Bundeskanzler Gerhard Schröder (SPD) ist am Mittwochmorgen in Brüssel zu einem Gespräch mit EU-Kommissionspräsident Romano Prodi zusammengetroffen. Auf der Tagesordnung stand dabei auch die Zukunft der deutschen Landesbanken. Schröder wollte Prodi und den übrigen Kommissaren unter anderem die deutschen Pläne zur Umstrukturierung der Westdeutschen Landesbank (WestLB) vorlegen.

afp BRÜSSEL. In den Streit um die staatlichen Garantien für Landesbanken und Sparkassen war in den vergangenen Wochen Bewegung gekommen. Der Sparkassenverband, dem die Landesbanken angehören, hatte bereits Entgegenkommen bei den umstrittenen Haftungsgrundlagen, der so genannten Gewährträgerhaftung und der Anstaltlast, für die Landesbanken signalisiert. In EU-Kreisen wurde vor dem Treffen zwischen Schröder und der Kommission begrüßt, dass die deutsche Seite in dem langen Streit nun endlich Lösungsvorschläge vorlegen wolle. Ein Einzelgespräch Schröders mit Wettbewerbskommissar Mario Monti, der für das Vorgehen der EU im Fall der Landesbanken zuständig ist, ist nach deutschen Regierungsangaben aber nicht geplant.
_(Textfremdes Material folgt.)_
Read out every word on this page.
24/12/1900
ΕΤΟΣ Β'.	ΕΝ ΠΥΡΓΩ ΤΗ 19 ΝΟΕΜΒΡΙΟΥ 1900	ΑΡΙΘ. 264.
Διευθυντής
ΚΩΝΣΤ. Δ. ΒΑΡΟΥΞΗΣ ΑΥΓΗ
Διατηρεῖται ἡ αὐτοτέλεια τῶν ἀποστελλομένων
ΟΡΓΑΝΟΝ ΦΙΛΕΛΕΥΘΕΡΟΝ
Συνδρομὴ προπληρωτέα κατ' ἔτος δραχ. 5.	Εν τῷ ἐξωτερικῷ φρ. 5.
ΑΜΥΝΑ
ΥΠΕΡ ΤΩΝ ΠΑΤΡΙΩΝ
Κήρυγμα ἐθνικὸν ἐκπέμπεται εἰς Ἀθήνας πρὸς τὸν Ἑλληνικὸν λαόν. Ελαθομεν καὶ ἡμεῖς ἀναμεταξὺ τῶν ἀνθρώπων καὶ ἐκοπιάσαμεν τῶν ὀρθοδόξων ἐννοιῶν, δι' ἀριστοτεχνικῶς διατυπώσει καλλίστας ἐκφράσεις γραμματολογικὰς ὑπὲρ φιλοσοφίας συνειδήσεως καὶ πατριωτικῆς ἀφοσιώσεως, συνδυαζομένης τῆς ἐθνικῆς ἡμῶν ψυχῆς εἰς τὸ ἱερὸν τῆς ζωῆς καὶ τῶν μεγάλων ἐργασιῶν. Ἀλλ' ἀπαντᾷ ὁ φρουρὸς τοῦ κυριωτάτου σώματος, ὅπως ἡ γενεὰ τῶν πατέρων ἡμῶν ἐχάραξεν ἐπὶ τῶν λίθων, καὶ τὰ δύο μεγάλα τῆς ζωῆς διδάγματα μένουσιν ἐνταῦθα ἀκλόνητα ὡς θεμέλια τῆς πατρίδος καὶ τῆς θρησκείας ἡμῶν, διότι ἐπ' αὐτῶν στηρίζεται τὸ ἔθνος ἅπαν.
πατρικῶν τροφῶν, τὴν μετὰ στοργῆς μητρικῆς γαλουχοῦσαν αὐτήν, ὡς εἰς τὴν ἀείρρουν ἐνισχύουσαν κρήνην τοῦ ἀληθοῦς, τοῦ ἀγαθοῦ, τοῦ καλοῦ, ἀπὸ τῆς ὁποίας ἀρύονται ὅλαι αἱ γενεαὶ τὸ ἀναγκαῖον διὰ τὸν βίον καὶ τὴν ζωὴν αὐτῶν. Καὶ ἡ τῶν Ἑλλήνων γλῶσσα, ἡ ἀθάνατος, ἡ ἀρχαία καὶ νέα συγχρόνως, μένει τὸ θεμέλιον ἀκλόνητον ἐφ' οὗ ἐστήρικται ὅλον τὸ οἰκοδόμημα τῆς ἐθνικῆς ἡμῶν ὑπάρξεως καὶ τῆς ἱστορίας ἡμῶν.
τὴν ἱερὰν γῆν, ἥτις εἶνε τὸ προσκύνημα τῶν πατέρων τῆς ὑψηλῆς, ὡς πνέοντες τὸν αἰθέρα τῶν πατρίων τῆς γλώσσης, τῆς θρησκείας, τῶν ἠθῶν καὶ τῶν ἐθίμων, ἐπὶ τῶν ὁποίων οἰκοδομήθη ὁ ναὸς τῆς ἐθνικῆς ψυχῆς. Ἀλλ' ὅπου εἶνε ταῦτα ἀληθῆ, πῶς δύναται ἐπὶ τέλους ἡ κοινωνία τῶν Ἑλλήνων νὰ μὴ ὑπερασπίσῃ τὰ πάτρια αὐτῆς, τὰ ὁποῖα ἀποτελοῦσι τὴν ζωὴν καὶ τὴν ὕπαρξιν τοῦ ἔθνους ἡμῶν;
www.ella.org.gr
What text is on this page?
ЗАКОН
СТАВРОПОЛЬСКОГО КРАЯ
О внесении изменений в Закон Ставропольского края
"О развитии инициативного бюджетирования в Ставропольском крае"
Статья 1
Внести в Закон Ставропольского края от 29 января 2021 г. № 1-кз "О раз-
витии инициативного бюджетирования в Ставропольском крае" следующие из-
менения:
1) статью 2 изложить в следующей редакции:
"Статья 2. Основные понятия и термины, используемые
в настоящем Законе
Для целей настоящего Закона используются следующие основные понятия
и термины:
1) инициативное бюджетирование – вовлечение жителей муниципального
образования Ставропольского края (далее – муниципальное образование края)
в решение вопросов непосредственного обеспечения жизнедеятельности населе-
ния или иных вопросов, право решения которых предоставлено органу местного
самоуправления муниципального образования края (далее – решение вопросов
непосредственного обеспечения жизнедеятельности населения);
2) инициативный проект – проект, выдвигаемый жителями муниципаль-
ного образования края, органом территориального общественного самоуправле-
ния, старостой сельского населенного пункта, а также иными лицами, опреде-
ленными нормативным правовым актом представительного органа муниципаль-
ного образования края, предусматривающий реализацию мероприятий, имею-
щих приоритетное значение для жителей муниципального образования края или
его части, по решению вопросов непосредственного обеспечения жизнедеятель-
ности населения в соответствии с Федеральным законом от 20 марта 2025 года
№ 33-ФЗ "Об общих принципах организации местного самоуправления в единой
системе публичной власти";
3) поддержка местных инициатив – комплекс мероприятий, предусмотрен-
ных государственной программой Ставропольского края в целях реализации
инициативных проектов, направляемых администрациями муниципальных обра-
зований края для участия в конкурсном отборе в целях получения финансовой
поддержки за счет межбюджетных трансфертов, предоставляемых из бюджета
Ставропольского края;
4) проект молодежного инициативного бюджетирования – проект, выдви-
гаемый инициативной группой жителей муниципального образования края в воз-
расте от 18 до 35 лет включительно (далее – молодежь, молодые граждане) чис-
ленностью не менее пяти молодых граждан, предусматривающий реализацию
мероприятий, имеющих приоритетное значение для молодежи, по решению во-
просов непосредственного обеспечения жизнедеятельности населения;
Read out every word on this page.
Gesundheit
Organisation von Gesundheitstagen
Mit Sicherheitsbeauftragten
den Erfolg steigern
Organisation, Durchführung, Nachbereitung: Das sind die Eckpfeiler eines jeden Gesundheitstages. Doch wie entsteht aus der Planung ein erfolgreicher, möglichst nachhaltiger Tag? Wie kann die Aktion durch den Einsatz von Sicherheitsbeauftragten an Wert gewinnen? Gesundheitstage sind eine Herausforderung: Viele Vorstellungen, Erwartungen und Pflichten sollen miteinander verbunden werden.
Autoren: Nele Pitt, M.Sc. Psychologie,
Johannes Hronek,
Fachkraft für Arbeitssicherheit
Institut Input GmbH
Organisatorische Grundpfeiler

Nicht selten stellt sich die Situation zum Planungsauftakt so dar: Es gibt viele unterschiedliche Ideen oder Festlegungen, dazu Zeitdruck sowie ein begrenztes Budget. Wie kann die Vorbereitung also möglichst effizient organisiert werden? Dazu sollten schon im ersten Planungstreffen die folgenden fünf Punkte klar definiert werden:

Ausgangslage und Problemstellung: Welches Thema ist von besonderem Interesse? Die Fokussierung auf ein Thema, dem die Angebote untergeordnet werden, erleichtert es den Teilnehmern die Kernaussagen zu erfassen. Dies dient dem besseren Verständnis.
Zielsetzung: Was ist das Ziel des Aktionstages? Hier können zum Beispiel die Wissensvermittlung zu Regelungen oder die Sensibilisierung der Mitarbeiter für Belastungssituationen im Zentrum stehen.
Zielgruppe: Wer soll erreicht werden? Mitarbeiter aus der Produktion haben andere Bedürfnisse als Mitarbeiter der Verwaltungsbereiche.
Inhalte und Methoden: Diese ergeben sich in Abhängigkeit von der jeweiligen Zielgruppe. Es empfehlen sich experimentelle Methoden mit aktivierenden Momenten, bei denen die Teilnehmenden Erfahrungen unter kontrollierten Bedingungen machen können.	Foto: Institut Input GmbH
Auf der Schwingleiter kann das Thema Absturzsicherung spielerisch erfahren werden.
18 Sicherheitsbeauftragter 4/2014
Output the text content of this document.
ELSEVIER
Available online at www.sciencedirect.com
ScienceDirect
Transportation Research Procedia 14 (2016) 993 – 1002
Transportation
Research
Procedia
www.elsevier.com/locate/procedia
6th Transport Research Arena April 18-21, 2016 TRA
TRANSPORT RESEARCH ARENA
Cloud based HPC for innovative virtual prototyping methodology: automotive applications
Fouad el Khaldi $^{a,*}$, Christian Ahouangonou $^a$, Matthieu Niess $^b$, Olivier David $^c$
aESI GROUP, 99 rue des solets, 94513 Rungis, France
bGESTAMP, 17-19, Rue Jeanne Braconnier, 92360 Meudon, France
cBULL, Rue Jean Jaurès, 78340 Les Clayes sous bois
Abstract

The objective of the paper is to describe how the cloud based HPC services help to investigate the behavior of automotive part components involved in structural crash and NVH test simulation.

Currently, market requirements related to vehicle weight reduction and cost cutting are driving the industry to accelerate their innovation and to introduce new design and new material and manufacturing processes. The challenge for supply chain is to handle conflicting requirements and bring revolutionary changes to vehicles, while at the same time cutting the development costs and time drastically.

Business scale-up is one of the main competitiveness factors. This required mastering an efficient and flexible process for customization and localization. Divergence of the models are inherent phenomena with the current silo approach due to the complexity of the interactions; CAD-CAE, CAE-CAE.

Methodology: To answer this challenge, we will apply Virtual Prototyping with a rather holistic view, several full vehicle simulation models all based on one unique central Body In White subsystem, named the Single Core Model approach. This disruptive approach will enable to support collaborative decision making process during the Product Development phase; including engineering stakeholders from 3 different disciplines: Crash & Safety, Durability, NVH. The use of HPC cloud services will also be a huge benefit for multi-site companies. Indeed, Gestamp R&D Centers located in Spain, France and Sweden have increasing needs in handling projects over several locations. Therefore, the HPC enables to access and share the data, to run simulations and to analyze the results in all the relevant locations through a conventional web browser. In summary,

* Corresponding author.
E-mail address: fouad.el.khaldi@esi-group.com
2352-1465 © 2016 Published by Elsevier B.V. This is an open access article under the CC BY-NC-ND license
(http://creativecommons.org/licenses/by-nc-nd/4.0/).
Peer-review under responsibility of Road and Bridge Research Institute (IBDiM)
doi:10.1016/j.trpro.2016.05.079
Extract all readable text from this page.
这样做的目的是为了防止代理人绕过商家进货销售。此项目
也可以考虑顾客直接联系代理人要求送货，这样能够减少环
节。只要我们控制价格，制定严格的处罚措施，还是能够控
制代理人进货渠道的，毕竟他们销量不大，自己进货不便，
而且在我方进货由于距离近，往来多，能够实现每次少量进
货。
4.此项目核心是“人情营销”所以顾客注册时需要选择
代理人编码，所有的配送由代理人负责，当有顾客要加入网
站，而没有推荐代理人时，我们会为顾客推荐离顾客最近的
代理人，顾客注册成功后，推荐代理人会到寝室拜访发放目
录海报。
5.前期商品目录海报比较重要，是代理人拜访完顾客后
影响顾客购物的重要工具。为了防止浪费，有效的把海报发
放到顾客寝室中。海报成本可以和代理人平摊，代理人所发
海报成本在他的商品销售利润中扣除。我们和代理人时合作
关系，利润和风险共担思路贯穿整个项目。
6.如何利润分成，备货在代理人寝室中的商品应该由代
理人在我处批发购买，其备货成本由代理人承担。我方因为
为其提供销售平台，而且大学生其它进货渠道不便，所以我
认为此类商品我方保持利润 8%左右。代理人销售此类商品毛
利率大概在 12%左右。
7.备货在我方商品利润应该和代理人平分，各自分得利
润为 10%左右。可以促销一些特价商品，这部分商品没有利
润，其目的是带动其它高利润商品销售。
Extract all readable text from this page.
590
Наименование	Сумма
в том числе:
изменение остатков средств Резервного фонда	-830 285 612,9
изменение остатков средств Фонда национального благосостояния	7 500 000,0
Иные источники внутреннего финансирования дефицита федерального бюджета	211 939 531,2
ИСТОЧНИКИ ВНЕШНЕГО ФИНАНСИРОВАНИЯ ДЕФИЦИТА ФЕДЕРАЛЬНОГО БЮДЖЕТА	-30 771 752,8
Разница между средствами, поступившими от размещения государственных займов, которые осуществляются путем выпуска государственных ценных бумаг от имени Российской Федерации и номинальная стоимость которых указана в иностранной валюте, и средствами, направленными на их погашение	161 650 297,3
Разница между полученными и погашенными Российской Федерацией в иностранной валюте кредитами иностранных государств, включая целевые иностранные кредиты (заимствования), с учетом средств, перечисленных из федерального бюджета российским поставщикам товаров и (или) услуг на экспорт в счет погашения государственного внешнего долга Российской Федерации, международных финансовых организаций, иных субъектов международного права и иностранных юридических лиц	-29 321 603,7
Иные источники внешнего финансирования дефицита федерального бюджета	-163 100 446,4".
EU-Kommission moniert Vorteile der Landesbanken

Gegen die Garantien hatte der Europäische Bankenverband bei der EU-Kommission Beschwerde eingelegt und die Behörde damit zum Handeln gezwungen. Die EU-Kommission hatte kritisiert, dass die Landesbanken durch die Garantien Vorteile gegenüber privaten Instituten bei der Refinanzierung haben. Denn die Garantien sorgen dafür, dass die Landesbanken bessere Noten von den internationalen Ratingagenturen erhalten und sich dadurch billiger Kredite beschaffen können. Monti hatte bereits angekündigt, gegen die Garantien vorgehen zu wollen. In EU-Kreisen wurde aber für möglich gehalten, dass Monti bei der Vorlage von Lösungsvorschlägen durch die Bundesregierung zunächst von der Einleitung eines Verfahrens absehen könnte, um die Vorschläge zu prüfen.
Weiteres Thema des Treffens zwischen Schröder und Prodi sollte die EU-Reform sein, die in zwei Wochen beim Gipfeltreffen in Nizza vollendet werden soll.

Beck meint, Bedenken der Kommission seien berechtigt

Bundesrats-Präsident Kurt Beck (SPD) räumte bei einem Besuch in Brüssel am Dienstagabend ein, die Bedenken der Kommission seien mit Blick auf die international tätigen Landesbanken berechtigt. Die Kommission habe auf eine entsprechende Beschwerde der Privatbanken reagieren müssen. Wettbewerbskommissar Mario Monti prüft derzeit, ob die staatliche Haftung für alle deutschen Landesbanken grundsätzlich als Beihilfe zu betrachten ist und erwägt deswegen, in den kommenden Monaten ein Verfahren gegen Berlin zu eröffnen. Die Sparkassen dagegen sollten von Beihilfe-Prüfungen verschont bleiben, forderte Beck, der Ministerpräsident von Rheinland-Pfalz ist. Die kleineren öffentlich-rechtlichen Institute seien schließlich nicht "im internationalen Wettbewerb tätig".